Het gasthuis zou namens den raad beheerd worden door twee kerkmeesters, die door den raad werden gekozen en waarvan jaarlijks één zou aftreden, tenzij het den raad nuttiger voorkwam dat hij aanbleef, terwijl twee provisoren, eveneens door den raad benoemd, op het beheer dezer kerkmeesters zouden toezien. Het gasthuis zou voortaan hoofdzakelijk bestaan en dienen voor armen en zieken, doch men zou er geen dolle of razende lieden in opnemen, evenmin als men er personen in zou ontvangen, die genoeg bezaten om er van te leven.
De kerkmeesters zouden zich er niet op mogen toeleggen om zooveel mogelijk geld op te leggen, maar de verpleegden behoorlijk dienen te verzorgen. Ze zouden de renten en opkomsten van het gasthuis op tijd behoorlijk invorderen, alle ontvangsten en uitgaven behoorlijk boeken, en eens per jaar voor de stadsprovisoren rekening en verantwoording moeten afleggen. Zonder vergunning van deze, zouden ze verder geen landen van ’t gasthuis mogen verkoopen of gelden negotieeren. Daar er onderscheidene dienstmaagden in ’t gasthuis waren, besloot men voortaan geen knechten meer daarin te houden, want, zegt de stichtingsbrief, ,,vuer ende vlas en dienen niet te samen in eenre kiste.’’
Het Katharynen of Leprozen gasthuis in 1403 buiten de Veenepoort gesticht, werd in 1543 op de aannadering van Maarten van Rossem afgebroken en de goederen, evenals die van de toe Boecop’s vergadering in 1664, met dit gasthuis vereenigd.
Aan het gasthuis was een kerk verbonden, waarin o. a. een altaar was gewijd aan den heiligen Anthonius.
[pag. 113]
Oorspronkelijk werden in dit gasthuis geene kostkoopers opgenomen, dit geschiedde eerst sedert 1695 toen er vijf huisjes voor kostkoopers werden bijgebouwd, terwijl reeds in 1660 een deel van ’t gasthuis werd ingericht tot bewaring van krankzinnigen. Dit laatste had op vrij primitieve manier plaats, men bouwde nl. sterke kasten en sloot ze daarin op. In 1770 werd iemand die diefstal in ’t gasthuis pleegde, zes weken in een dezer hokken opgesloten.
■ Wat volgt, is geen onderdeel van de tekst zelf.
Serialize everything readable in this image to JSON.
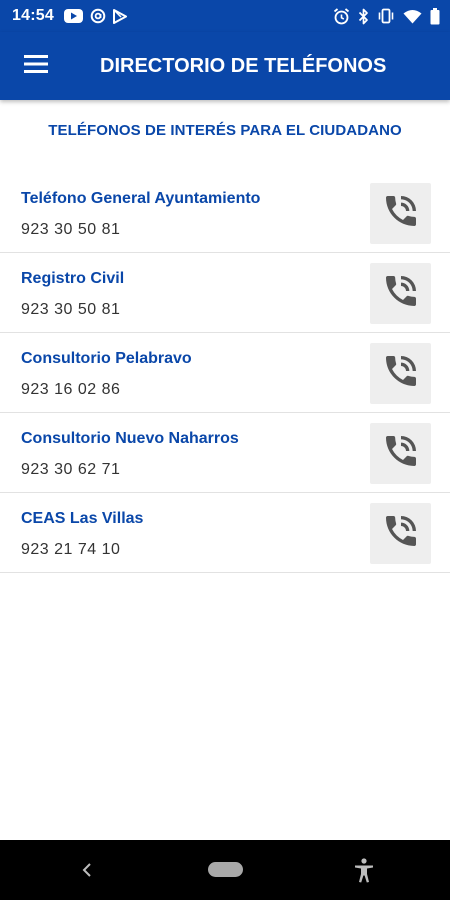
{
  "status_bar": {
    "time": "14:54",
    "left_icons": [
      "youtube-icon",
      "at-icon",
      "play-store-icon"
    ],
    "right_icons": [
      "alarm-icon",
      "bluetooth-icon",
      "vibrate-icon",
      "wifi-icon",
      "battery-icon"
    ]
  },
  "app_bar": {
    "title": "DIRECTORIO DE TELÉFONOS",
    "menu_icon": "hamburger-menu-icon"
  },
  "section": {
    "heading": "TELÉFONOS DE INTERÉS PARA EL CIUDADANO"
  },
  "contacts": [
    {
      "name": "Teléfono General Ayuntamiento",
      "number": "923 30 50 81"
    },
    {
      "name": "Registro Civil",
      "number": "923 30 50 81"
    },
    {
      "name": "Consultorio Pelabravo",
      "number": "923 16 02 86"
    },
    {
      "name": "Consultorio Nuevo Naharros",
      "number": "923 30 62 71"
    },
    {
      "name": "CEAS Las Villas",
      "number": "923 21 74 10"
    }
  ],
  "call_icon": "phone-ringing-icon",
  "colors": {
    "primary": "#0a47a9",
    "call_button_bg": "#eeeeee",
    "icon_gray": "#555555",
    "divider": "#e2e2e2",
    "nav_bar": "#000000"
  },
  "nav_bar": {
    "icons": [
      "back-icon",
      "home-pill",
      "accessibility-icon"
    ]
  }
}
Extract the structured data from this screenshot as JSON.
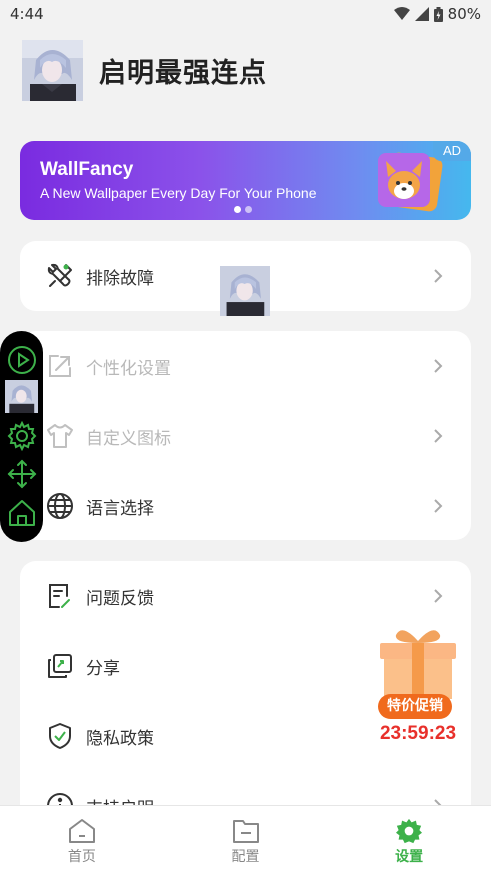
{
  "status_bar": {
    "time": "4:44",
    "battery": "80%"
  },
  "profile": {
    "app_name": "启明最强连点"
  },
  "banner": {
    "title": "WallFancy",
    "subtitle": "A New Wallpaper Every Day For Your Phone",
    "ad_label": "AD"
  },
  "card1": {
    "items": [
      {
        "label": "排除故障",
        "icon": "wrench-screwdriver-icon"
      }
    ]
  },
  "card2": {
    "items": [
      {
        "label": "个性化设置",
        "icon": "external-window-icon",
        "disabled": true
      },
      {
        "label": "自定义图标",
        "icon": "tshirt-icon",
        "disabled": true
      },
      {
        "label": "语言选择",
        "icon": "globe-icon",
        "disabled": false
      }
    ]
  },
  "card3": {
    "items": [
      {
        "label": "问题反馈",
        "icon": "feedback-doc-icon"
      },
      {
        "label": "分享",
        "icon": "share-link-icon"
      },
      {
        "label": "隐私政策",
        "icon": "shield-check-icon"
      },
      {
        "label": "支持启明",
        "icon": "info-icon"
      }
    ]
  },
  "promo": {
    "badge": "特价促销",
    "timer": "23:59:23"
  },
  "bottom_nav": {
    "items": [
      {
        "label": "首页",
        "icon": "home-icon",
        "active": false
      },
      {
        "label": "配置",
        "icon": "folder-icon",
        "active": false
      },
      {
        "label": "设置",
        "icon": "settings-gear-icon",
        "active": true
      }
    ]
  },
  "colors": {
    "accent_green": "#3db14a",
    "promo_red": "#e8302b",
    "banner_start": "#7a2be0",
    "banner_end": "#45b8ee"
  }
}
Hendrick Wolters Wegewaert, in zijn leven een bekend klokgieter, had de schuur van ’t gasthuis, naast zijne woning gelegen, tot een giethuis in gebruik. Toen de vader in 1622 was overleden, verzocht de moeder voor haren zoon, die de affaire zou voortzetten, en klokken en geschut gieten, deze schuur in gebruik. De raad stond dit tegen 20 gulden ’s jaars toe. In 1627 werd hem vergund hier een waag te hebben tot ’t wegen van de spijs. In de 18e eeuw schijnt het gasthuis dit gebouw weer als koestal gebruikt te hebben.
In ’t laatst van de voorgaande en in den aanvang dezer eeuw, waren er allerlei misbruiken in ’t beheer van de goederen van ’t gasthuis en in de inrichting daarvan ingeslopen, waartegen de raad bij verschillende besluiten, maatregelen nam.
Het gebouw in de Nieuwstraat, ’t welk waarschijnlijk tot kerk heeft gediend, is zeker ’t oudste overblijfsel van deze inrichting, waarin in 1877 werden verpleegd 16 mannelijke en 21 vrouwelijke kostkoopers en 28 mannelijke en 20 vrouwelijke kostgevers.